Assuming I have a templated function, can I tell whether given type has a const overload for ham?

Answer 1

With

#define DEFINE_HAS_SIGNATURE(traitsName, funcName, signature)               \
    template <typename U>                                                   \
    class traitsName                                                        \
    {                                                                       \
    private:                                                                \
        template<typename T, T> struct helper;                              \
        template<typename T>                                                \
        static std::uint8_t check(helper<signature, &funcName>*);           \
        template<typename T> static std::uint16_t check(...);               \
    public:                                                                 \
        static                                                              \
        constexpr bool value = sizeof(check<U>(0)) == sizeof(std::uint8_t); \
    }

DEFINE_HAS_SIGNATURE(has_ham_const, T::ham, void (T::*)() const);

And then

static_assert(has_ham_const<foo>::value, "unexpected");
static_assert(!has_ham_const<bar>::value, "unexpected");

Demo

Answer 2

SFINAE over and over again. Here is another option which is unspecified about the return types but lets you specify the arguments.

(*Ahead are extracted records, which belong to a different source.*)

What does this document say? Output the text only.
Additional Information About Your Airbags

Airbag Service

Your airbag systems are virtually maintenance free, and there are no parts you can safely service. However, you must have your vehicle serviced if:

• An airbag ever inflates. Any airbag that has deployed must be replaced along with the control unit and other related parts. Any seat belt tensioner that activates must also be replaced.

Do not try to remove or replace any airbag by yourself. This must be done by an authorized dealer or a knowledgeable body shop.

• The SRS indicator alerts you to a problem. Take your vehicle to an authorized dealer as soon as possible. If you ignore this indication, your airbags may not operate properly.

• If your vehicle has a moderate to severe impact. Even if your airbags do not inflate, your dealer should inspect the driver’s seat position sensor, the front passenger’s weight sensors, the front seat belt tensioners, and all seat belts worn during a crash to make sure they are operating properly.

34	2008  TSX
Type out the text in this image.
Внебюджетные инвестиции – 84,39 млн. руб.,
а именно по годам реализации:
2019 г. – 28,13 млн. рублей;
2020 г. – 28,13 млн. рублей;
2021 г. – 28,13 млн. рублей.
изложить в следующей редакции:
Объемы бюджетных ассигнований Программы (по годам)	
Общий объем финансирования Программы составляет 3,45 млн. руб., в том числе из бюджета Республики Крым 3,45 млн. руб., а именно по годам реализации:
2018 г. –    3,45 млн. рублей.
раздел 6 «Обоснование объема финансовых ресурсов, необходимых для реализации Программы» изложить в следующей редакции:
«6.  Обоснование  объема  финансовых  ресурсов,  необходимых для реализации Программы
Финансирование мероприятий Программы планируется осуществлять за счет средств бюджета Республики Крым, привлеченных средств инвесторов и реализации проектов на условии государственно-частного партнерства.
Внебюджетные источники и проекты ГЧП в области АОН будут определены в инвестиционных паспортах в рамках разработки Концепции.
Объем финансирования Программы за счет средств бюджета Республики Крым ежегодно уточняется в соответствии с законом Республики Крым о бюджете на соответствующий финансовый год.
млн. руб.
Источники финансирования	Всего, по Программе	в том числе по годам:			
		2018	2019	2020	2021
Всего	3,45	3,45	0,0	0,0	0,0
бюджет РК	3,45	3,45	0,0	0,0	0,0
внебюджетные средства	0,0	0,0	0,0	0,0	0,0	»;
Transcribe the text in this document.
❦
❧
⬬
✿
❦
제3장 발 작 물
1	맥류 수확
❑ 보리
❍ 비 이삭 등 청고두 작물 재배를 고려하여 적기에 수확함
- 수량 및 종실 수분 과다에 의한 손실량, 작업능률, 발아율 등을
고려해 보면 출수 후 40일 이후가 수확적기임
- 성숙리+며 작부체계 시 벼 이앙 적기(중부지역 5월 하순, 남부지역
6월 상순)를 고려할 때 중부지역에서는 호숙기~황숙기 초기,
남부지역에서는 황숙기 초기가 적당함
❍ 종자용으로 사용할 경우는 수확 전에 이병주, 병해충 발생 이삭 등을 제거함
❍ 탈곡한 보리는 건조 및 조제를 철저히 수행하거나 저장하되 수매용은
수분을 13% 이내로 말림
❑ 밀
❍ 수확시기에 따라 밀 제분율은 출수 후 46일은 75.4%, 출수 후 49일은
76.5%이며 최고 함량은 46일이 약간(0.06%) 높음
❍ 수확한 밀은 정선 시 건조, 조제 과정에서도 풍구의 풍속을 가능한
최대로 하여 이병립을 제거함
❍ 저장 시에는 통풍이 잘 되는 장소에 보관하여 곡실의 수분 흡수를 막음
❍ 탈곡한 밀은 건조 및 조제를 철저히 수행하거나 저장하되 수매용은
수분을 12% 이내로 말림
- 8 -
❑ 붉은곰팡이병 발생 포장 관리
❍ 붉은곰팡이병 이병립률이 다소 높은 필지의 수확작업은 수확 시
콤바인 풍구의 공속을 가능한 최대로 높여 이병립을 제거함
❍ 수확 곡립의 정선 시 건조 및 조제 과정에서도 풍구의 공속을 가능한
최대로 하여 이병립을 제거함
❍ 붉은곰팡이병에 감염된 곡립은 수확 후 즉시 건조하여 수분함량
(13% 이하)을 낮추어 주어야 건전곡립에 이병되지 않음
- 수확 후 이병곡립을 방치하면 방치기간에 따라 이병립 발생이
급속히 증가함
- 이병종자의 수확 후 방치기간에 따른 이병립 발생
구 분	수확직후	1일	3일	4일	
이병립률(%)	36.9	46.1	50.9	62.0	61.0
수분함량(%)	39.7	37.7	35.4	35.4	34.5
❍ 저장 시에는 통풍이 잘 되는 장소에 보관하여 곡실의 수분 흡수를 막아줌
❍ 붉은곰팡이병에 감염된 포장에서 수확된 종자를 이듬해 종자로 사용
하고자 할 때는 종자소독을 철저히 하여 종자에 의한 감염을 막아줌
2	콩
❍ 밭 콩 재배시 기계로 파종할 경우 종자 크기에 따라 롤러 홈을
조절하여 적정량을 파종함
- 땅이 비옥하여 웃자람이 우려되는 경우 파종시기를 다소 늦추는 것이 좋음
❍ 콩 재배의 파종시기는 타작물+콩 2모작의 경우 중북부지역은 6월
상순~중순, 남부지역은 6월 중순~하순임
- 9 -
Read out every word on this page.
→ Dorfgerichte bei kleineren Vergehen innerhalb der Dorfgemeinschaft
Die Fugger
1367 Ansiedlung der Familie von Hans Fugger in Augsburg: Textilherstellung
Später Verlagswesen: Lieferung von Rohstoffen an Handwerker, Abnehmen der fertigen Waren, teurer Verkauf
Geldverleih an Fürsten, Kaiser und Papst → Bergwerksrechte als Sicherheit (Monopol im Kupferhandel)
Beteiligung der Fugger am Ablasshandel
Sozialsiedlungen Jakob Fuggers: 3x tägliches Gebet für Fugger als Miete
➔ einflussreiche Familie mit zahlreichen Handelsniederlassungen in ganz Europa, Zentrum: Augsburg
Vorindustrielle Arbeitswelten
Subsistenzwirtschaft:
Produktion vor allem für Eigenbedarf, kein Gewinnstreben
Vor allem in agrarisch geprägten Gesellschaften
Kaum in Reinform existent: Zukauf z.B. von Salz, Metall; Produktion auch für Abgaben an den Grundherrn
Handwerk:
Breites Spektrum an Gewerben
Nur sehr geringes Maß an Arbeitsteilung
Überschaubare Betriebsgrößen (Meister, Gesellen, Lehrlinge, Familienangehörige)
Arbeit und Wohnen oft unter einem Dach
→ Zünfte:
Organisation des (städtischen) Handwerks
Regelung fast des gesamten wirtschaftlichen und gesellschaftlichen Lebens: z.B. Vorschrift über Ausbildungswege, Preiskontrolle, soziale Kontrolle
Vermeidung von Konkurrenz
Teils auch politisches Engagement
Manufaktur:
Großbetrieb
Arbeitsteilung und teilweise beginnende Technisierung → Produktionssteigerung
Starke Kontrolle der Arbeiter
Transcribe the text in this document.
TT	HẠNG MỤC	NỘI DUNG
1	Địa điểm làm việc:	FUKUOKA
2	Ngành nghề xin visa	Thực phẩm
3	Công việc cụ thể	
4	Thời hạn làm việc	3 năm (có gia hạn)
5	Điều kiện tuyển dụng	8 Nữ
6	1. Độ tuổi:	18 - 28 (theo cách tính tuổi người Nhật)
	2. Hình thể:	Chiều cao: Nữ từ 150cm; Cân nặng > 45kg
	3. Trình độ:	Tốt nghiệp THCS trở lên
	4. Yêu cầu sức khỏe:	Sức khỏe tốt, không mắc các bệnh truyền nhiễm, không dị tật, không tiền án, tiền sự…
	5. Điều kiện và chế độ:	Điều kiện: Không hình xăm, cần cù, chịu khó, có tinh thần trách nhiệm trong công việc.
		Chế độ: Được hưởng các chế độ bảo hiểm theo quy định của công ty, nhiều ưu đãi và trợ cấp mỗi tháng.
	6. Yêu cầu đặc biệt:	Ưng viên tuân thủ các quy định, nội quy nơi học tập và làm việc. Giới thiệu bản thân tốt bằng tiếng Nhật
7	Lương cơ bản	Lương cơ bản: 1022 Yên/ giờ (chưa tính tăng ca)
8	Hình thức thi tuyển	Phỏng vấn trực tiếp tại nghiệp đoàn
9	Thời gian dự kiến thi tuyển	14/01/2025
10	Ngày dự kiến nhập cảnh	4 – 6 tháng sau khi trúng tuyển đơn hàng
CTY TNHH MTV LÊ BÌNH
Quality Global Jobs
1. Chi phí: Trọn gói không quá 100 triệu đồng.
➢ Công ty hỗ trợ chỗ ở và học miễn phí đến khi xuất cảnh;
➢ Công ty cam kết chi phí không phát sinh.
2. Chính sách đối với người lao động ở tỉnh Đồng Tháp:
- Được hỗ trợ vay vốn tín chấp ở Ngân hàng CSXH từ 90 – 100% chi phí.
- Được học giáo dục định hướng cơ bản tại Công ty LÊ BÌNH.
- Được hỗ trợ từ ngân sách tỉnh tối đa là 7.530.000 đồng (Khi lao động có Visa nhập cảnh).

(For comparison: the approach by @Jarod42 checks the exact signature, return type + arguments, the other void_t expression sfinae stuff up to now checks only whether ham() can be called.)

Plus, it works with the current MSVC 2015 Update 1 version (unlike the usual void_t stuff).

template<typename V, typename ... Args>
struct is_callable_impl
{
    template<typename C> static constexpr auto test(int) -> decltype(std::declval<C>().ham(std::declval<Args>() ...), bool{}) { return true; }
    template<typename> static constexpr auto test(...) { return false; }
    static constexpr bool value = test<V>(int{});
    using type = std::integral_constant<bool, value>;
};

template<typename ... Args>
using is_callable = typename is_callable_impl<Args...>::type;

Use it as

struct foo
{
    void ham() {}
    void ham() const {}
    int ham(int) const {}
};

int main()
{
     std::cout
      <<is_callable<foo>::value                //true
      <<is_callable<const foo>::value          //true
      <<is_callable<const foo, int>::value     //true
      <<is_callable<const foo, double>::value  //also true, double is converted to int
      <<is_callable<const foo, std::string>::value  //false, can't call foo::ham(std::string) const
      <<std::endl;
}

Demo on Coliru

For the "newest" sfinae stuff, however, I suggest you have a look at boost.hana.